3.4. PCR Amplification

A final volume of 20 µL mix containing 50 ng template DNA, 2.0 mM MgCl2, 1× PCR buffer, 2.5 mM dNTPs, 0.8 unit Taq polymerase (TaKaRa, Dalian, China), and 4 µM each primer was used for PCR amplification. The PCR reaction conditions were the following: a hot-start at 94 °C for 4 min, followed by 35 cycles at 94 °C for 30 s, 60 °C for 35 s, and 72 °C for 1 min, with a final elongation step at 72 °C for 5 min. The PCR products were then subjected to electrophoresis on 6.0% polyacrylamide gels, and the banding patterns were visualized using silver staining [34]. Three independent PCR amplifications were performed for each primer.

3.5. Genetic Diversity Analysis

The SSR profiles (alleles) were scored for absent (0) or present (1) of the corresponding band among different alfalfa accessions.

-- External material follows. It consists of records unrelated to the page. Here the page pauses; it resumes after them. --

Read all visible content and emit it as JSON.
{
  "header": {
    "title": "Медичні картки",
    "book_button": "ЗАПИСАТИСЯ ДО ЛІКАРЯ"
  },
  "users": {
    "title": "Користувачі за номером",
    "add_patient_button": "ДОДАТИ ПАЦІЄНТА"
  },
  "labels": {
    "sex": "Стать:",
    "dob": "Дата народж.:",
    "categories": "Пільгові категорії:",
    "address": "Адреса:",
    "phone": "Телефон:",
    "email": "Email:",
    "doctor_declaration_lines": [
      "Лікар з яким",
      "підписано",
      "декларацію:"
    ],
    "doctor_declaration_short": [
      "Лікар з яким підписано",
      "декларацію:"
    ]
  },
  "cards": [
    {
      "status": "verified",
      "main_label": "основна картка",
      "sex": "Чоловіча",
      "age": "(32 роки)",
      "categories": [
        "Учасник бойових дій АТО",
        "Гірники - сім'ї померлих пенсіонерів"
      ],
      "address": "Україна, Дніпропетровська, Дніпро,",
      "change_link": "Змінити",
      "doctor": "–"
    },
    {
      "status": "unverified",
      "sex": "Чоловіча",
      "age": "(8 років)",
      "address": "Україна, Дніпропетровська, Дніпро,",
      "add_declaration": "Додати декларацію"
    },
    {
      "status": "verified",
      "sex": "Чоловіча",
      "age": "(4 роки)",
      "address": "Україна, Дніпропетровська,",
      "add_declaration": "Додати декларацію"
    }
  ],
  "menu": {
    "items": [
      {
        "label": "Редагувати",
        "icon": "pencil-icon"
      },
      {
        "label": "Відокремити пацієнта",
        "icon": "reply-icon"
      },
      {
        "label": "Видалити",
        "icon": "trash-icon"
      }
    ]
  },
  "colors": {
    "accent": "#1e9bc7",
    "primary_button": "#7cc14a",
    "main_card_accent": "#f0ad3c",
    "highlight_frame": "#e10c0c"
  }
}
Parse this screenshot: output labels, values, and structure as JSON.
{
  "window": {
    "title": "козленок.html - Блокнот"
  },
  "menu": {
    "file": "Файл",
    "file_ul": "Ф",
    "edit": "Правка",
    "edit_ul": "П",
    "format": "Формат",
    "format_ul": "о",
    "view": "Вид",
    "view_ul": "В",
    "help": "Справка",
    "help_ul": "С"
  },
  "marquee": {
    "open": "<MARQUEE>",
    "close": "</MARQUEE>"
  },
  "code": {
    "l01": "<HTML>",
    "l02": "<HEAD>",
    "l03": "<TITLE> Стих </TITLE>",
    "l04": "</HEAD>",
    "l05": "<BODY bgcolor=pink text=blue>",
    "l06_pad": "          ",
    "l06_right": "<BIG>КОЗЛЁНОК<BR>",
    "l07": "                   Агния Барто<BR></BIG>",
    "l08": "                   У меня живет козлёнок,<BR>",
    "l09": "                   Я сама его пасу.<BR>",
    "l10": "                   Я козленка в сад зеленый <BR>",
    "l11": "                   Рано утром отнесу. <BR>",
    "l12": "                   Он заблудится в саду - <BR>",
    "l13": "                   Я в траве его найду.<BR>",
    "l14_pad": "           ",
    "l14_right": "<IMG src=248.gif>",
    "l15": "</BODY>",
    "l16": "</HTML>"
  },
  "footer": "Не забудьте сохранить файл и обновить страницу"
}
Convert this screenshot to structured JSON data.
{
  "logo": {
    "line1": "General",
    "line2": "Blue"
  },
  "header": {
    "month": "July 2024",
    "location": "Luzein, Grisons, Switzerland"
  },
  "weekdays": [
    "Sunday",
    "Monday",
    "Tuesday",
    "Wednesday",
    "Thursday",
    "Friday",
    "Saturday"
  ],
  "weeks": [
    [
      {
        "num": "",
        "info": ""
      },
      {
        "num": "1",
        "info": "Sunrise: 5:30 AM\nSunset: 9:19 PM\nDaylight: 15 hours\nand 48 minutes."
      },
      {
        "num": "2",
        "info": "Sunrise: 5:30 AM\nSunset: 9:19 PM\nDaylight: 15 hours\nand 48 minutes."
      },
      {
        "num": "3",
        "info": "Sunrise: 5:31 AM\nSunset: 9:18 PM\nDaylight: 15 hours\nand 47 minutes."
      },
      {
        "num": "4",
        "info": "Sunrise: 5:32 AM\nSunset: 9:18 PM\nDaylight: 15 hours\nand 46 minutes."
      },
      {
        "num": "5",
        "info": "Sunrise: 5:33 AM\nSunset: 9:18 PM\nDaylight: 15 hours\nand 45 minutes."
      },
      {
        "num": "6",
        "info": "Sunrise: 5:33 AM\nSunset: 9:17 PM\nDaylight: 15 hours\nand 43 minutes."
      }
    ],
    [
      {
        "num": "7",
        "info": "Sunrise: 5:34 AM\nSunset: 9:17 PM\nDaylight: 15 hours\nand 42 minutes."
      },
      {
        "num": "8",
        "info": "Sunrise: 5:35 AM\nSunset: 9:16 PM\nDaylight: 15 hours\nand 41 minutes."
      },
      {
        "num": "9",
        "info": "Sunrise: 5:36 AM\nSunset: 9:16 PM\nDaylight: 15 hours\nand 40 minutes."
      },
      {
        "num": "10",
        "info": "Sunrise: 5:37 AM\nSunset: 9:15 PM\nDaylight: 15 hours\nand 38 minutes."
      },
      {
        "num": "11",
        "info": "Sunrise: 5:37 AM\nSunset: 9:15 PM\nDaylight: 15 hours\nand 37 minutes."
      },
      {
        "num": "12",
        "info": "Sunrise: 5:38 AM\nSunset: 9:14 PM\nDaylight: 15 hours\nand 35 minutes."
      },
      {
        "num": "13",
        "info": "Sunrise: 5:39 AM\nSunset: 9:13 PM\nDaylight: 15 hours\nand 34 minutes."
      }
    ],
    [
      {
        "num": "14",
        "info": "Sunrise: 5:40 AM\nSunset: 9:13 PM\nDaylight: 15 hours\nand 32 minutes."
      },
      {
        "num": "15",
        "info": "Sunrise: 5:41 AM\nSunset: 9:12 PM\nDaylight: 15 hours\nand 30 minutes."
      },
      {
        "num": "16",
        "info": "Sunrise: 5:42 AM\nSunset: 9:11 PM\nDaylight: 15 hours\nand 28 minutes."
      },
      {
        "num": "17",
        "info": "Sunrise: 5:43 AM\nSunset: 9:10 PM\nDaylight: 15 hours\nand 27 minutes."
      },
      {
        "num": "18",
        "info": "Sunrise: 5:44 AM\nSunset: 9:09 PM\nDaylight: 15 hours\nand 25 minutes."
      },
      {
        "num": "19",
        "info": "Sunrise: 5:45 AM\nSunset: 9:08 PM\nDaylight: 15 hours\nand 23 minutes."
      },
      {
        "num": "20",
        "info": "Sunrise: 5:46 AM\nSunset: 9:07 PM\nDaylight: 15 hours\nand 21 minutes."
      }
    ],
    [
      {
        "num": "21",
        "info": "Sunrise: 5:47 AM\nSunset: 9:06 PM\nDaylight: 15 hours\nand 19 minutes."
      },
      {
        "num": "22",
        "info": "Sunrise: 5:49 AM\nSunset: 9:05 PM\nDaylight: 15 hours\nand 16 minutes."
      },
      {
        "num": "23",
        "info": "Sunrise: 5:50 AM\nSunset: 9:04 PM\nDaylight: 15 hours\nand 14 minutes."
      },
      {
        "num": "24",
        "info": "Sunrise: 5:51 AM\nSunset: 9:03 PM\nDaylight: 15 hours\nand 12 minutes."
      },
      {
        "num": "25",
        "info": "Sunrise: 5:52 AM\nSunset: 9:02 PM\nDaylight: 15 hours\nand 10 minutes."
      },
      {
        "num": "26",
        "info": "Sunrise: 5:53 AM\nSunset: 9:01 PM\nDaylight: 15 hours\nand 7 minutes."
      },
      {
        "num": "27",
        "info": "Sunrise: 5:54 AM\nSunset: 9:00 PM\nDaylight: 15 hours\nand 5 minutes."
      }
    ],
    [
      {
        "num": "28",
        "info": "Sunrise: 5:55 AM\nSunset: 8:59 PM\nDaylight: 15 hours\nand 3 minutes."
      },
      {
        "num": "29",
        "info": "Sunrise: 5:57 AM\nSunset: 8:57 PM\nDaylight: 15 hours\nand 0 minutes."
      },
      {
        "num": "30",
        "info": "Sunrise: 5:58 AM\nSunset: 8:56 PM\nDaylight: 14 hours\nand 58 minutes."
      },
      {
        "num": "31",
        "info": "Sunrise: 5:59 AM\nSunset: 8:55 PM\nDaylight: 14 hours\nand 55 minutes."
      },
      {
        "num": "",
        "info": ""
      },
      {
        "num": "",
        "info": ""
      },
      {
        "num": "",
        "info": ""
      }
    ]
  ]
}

Only specific bands that could be unambiguously scored were used for statistical analysis. PIC-CALC 0.6 was used to calculate Polymorphism information content (PIC) [40]. A dendrogram was generated based on the genetic identity matrix using the unweighted pair-group mean algorithm (UPGMA) of NTSYSpc software (version 2.02K, Applied Biostatistics, Inc., New York, NY, USA).